You’re going to take a huge financial hit to do that. I think this is something where you’re going to need to learn to love the car you bought.
If you have the money why not pay cash for the used one?
Personally? I think losing the money on the trade in is probably worth it to cut $500 off each month of your payments.
$750/month is a ton of money
Even frugal people are allowed to buy new cars -especially if they’re going to keep ’em a really long time. Sounds like the real issue here is comfort.
You could have bought a used car without enough test driving and be in the same position. The question really seems to boil down to: Is it worth $3-4k for more comfort? Which would take about 1 year of lower car payments (that $250/month x ~12 months) to ‘make back’.
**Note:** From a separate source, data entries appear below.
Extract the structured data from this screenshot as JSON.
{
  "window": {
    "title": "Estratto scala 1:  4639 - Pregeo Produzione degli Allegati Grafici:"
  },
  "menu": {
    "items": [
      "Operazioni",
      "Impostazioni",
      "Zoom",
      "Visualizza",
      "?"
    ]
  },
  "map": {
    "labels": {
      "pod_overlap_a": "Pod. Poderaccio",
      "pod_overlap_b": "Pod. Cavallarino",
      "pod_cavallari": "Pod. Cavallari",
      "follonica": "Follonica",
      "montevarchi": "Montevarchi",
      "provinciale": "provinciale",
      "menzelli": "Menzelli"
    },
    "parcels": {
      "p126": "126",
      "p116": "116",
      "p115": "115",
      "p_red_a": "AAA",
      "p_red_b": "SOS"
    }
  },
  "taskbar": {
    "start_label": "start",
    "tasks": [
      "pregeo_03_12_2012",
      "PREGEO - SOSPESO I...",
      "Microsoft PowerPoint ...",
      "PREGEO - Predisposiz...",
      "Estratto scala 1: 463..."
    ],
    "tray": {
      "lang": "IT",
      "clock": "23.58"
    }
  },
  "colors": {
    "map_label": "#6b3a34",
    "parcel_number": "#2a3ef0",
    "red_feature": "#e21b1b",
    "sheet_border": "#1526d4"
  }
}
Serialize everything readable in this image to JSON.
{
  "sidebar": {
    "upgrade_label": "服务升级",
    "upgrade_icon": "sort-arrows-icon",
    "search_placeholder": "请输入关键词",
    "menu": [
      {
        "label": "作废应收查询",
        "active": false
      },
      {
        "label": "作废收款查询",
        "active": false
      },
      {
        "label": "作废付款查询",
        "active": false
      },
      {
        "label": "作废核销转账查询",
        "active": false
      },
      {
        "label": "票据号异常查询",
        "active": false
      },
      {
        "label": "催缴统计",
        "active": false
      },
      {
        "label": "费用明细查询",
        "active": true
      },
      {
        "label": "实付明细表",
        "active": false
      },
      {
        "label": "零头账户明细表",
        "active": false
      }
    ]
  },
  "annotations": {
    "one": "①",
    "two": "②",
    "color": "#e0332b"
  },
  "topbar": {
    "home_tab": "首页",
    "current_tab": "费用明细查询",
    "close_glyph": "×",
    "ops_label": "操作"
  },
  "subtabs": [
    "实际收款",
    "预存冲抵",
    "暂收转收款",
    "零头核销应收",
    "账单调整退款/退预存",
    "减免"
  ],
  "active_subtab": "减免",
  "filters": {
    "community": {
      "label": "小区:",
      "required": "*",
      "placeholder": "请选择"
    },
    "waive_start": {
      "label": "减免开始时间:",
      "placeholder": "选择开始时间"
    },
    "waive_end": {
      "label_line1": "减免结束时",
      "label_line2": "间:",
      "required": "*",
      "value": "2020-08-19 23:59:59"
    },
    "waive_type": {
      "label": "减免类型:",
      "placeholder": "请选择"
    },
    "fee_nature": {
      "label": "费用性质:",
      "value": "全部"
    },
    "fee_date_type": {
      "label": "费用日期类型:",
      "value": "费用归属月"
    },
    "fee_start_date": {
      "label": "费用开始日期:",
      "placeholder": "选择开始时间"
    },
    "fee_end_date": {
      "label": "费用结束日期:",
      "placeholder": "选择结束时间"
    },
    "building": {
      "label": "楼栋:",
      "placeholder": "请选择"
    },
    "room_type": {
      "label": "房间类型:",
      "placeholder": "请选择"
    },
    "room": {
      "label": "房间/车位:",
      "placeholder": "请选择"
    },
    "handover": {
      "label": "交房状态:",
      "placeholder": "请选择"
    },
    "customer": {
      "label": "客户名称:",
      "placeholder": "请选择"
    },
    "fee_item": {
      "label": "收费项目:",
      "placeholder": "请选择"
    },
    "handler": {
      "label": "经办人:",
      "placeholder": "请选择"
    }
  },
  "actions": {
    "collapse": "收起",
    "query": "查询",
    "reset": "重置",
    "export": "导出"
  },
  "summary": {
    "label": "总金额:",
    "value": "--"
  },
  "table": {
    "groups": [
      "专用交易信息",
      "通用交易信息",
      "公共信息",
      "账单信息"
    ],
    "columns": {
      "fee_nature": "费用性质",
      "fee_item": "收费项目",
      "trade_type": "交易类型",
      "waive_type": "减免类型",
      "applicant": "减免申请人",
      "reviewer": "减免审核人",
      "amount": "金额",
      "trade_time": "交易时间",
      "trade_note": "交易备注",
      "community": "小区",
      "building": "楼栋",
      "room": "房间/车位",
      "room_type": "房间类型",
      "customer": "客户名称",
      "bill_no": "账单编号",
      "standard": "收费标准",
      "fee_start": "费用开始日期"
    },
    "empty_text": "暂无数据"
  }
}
If you take long trips and plan to keep the car for a long time, I’d lean towards getting the more comfortable car. Private sale could soften blow if it’s worth the trouble.
So basically you are going to get a new car and pay the money premium for it to then go back on your decision and burn probably 5 grand to just get a used car.
Incredibly stupid idea. You bought a Honda not a Mercedes.
Just drive it. Keep it for 10 years.
Cars are depreciating assets so unlike a house, toughing it out and paying more typically just means you’re going to lose value anyway.
If trading down increases your comfort, increases your monthly capital by reducing your payments, and you’re emotionally accepting of a sizeable loss that you’ll never actually really feel then I honestly think it’s fine personally.
This goes double if you’ll be paying the lesser car off even faster. 18 months of interest on a 50k car vs 24 months on a 65k car isn’t a negligible. Both higher starting balance and duration being longer just has you further in the hole.
All in all – you’d likely only actually materialize between 5-10k worth of a loss in exchange for long range comfort as well as a little financial relief with the required min monthly payment.